Ploy 1: Big Sale really means Price Increase:
First let me be generous with a compliment: We ski at Camelback in the Poconos and we love it. The care they take in grooming the slopes and their expertise in snowmaking amaze us every year and this season was no exception. We had quite a buzz at the season pass party where Camelback management expressed their appreciation to season pass holders by serving trays upon trays of delicious finger food and open bar, same as previous years–quite a feat in this economy. But– unfortunately, there was a buzz spoiler. In the mail, weeks before, we received colorful postcards announcing BIG SAVINGS on season passes for next season, but we had to pay now (or soon) or we’d lose the savings. At the party, the announcement was made again—“hurry up and get your savings.” By the way, note to you procrastinators: the sale is over. But not to worry, if enough of us didn’t fall for the ploy, there will be another “BIG SALE” in the fall. The devil was in the fine print. At first I thought this was terrific marketing–then I read the fine print. Usually we get the postcard in the fall and enjoy some savings if we purchase by a certain date in September or October. We always look forward to this offer because it also includes coupons to our favorite brew pub, Barley Creek, and The Loft, where we buy our skis and accessories (ask for Brad).

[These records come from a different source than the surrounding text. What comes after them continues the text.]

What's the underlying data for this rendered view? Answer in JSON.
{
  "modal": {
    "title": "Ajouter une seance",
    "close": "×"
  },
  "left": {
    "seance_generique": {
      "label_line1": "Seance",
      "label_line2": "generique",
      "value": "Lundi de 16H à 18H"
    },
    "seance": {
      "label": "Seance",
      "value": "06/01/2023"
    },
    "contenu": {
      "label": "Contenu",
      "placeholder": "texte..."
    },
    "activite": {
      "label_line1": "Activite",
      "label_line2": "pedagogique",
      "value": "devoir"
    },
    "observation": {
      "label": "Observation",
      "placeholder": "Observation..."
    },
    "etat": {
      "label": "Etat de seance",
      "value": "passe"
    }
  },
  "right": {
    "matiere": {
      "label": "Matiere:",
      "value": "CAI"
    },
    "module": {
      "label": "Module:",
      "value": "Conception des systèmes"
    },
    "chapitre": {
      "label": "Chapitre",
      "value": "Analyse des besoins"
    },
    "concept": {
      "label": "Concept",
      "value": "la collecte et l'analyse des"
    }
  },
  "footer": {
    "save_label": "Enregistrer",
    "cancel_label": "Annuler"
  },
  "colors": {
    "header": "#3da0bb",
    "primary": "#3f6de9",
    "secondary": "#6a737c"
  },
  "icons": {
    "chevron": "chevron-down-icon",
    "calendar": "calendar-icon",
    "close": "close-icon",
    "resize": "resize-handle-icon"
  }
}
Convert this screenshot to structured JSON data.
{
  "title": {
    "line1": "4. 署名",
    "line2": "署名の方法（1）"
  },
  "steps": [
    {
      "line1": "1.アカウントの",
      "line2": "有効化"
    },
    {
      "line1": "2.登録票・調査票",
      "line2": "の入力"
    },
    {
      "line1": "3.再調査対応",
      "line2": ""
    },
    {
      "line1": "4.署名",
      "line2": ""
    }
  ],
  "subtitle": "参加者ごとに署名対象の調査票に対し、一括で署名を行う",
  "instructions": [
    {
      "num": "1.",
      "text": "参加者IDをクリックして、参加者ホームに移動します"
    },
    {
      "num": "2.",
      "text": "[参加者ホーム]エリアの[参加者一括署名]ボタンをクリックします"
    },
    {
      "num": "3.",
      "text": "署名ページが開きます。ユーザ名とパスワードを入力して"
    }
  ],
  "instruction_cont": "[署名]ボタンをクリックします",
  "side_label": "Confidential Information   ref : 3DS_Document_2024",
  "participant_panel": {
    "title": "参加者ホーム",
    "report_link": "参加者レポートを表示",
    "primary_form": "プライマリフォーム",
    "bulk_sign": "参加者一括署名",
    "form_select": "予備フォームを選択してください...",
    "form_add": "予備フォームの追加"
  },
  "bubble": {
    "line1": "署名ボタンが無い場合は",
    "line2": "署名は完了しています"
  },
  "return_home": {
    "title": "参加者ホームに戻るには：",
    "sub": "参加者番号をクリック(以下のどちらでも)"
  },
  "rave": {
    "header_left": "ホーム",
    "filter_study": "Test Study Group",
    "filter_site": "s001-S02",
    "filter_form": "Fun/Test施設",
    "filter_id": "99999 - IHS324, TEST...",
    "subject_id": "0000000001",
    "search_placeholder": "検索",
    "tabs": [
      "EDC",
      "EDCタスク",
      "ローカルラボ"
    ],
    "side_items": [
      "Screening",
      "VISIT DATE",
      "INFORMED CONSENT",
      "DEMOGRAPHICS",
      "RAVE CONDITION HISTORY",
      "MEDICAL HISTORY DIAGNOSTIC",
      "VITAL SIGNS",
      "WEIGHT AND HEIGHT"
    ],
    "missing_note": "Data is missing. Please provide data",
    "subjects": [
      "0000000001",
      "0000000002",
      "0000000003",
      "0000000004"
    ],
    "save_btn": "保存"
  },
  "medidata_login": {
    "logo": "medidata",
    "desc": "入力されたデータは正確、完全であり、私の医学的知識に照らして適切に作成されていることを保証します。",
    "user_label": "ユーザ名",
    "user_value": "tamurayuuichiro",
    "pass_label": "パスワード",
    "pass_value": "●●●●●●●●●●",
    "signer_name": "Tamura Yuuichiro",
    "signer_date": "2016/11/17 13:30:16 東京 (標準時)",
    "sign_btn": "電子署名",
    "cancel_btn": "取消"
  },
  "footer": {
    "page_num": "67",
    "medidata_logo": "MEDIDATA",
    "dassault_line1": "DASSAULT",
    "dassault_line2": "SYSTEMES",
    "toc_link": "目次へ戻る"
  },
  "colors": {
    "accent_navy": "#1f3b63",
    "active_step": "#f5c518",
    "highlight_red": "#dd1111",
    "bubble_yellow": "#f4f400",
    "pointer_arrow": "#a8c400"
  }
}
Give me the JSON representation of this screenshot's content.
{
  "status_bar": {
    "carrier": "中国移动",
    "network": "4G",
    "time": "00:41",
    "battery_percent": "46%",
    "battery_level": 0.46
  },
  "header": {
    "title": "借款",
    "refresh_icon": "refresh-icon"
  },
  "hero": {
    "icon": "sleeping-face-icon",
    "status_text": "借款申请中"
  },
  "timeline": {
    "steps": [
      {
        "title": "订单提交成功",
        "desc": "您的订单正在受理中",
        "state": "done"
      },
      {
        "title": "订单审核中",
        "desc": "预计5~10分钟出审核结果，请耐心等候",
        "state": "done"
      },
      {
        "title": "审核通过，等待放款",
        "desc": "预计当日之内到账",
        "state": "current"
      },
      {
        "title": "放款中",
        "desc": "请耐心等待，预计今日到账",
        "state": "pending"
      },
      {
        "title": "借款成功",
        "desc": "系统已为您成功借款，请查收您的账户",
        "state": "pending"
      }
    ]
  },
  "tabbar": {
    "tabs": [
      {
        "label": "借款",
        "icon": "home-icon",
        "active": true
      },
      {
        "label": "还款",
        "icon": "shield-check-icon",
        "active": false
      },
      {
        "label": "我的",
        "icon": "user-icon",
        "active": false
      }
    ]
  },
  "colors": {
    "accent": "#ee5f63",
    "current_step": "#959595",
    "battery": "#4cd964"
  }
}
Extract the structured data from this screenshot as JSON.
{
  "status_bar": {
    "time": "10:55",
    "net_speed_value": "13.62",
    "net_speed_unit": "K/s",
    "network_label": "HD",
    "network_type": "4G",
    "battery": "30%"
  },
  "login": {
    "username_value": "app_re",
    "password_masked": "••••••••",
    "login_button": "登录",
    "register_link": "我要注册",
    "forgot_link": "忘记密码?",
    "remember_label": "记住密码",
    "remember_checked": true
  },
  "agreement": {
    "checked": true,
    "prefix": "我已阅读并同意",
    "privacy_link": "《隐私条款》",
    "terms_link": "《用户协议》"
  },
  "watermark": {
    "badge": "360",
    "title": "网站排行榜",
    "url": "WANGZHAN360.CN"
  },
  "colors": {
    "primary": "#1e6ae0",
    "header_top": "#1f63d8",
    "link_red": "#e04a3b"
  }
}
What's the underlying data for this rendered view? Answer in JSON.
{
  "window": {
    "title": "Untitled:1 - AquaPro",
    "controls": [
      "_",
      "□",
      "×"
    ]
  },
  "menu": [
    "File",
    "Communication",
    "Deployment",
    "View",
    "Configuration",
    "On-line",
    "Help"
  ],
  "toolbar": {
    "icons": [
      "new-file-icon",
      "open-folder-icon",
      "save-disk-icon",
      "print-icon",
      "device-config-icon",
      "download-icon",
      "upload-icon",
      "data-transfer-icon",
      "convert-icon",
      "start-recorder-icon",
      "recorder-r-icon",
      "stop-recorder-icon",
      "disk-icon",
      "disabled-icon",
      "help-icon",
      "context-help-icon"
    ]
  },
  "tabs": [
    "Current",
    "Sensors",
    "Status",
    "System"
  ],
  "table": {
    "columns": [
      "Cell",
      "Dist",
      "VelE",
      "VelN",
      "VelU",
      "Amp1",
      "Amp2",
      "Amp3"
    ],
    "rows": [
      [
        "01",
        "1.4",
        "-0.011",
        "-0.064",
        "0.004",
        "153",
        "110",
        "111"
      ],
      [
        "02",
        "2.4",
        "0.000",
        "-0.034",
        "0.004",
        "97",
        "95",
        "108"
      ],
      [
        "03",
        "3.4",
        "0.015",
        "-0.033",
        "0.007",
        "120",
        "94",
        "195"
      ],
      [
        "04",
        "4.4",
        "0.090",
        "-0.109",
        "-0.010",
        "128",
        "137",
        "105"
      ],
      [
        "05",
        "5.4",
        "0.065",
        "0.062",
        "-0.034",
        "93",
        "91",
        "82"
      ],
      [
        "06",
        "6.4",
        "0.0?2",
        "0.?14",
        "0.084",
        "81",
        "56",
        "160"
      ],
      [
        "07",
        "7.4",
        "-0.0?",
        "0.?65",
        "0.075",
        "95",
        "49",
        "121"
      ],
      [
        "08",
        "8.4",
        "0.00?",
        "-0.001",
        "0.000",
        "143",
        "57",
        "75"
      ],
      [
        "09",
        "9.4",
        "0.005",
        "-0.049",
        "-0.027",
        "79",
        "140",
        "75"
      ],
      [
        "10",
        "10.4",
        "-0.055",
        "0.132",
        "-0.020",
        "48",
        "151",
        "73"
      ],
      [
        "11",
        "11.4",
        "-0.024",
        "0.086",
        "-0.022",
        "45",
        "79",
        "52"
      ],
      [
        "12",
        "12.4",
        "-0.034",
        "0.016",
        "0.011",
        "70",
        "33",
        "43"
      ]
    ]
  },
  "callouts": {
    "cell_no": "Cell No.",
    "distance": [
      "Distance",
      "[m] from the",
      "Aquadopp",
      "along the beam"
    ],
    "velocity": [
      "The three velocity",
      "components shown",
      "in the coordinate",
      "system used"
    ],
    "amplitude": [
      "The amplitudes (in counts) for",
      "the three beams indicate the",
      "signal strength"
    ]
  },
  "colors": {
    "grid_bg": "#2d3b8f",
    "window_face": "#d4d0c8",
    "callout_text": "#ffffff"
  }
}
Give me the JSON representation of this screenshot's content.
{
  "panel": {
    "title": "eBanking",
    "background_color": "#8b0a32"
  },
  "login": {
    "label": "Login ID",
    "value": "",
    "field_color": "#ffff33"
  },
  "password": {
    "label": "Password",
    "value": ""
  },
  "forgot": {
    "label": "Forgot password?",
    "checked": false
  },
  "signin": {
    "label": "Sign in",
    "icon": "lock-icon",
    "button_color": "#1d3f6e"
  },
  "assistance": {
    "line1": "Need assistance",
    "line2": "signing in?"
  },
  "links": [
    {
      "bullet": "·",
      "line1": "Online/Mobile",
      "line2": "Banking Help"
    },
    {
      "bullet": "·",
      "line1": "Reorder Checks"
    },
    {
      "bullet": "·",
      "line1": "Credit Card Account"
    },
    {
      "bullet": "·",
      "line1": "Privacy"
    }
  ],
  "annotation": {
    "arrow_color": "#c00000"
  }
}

But no. If you read the fine print on the postcard, you’ll see that the low prices advertised apply ONLY to kids and senior citizens. It’s not illegal…the fine print was there. What’s the truth for the majority of we loyal season pass holders? They are raising season pass prices and if we don’t pay now, we have to pay more. I hate veiled truths, don’t you?
Marketing 101 Lesson: This is not the way to build customer loyalty. Always remember, your customers and clients are not stupid. We can read. I’ll have to write them a letter.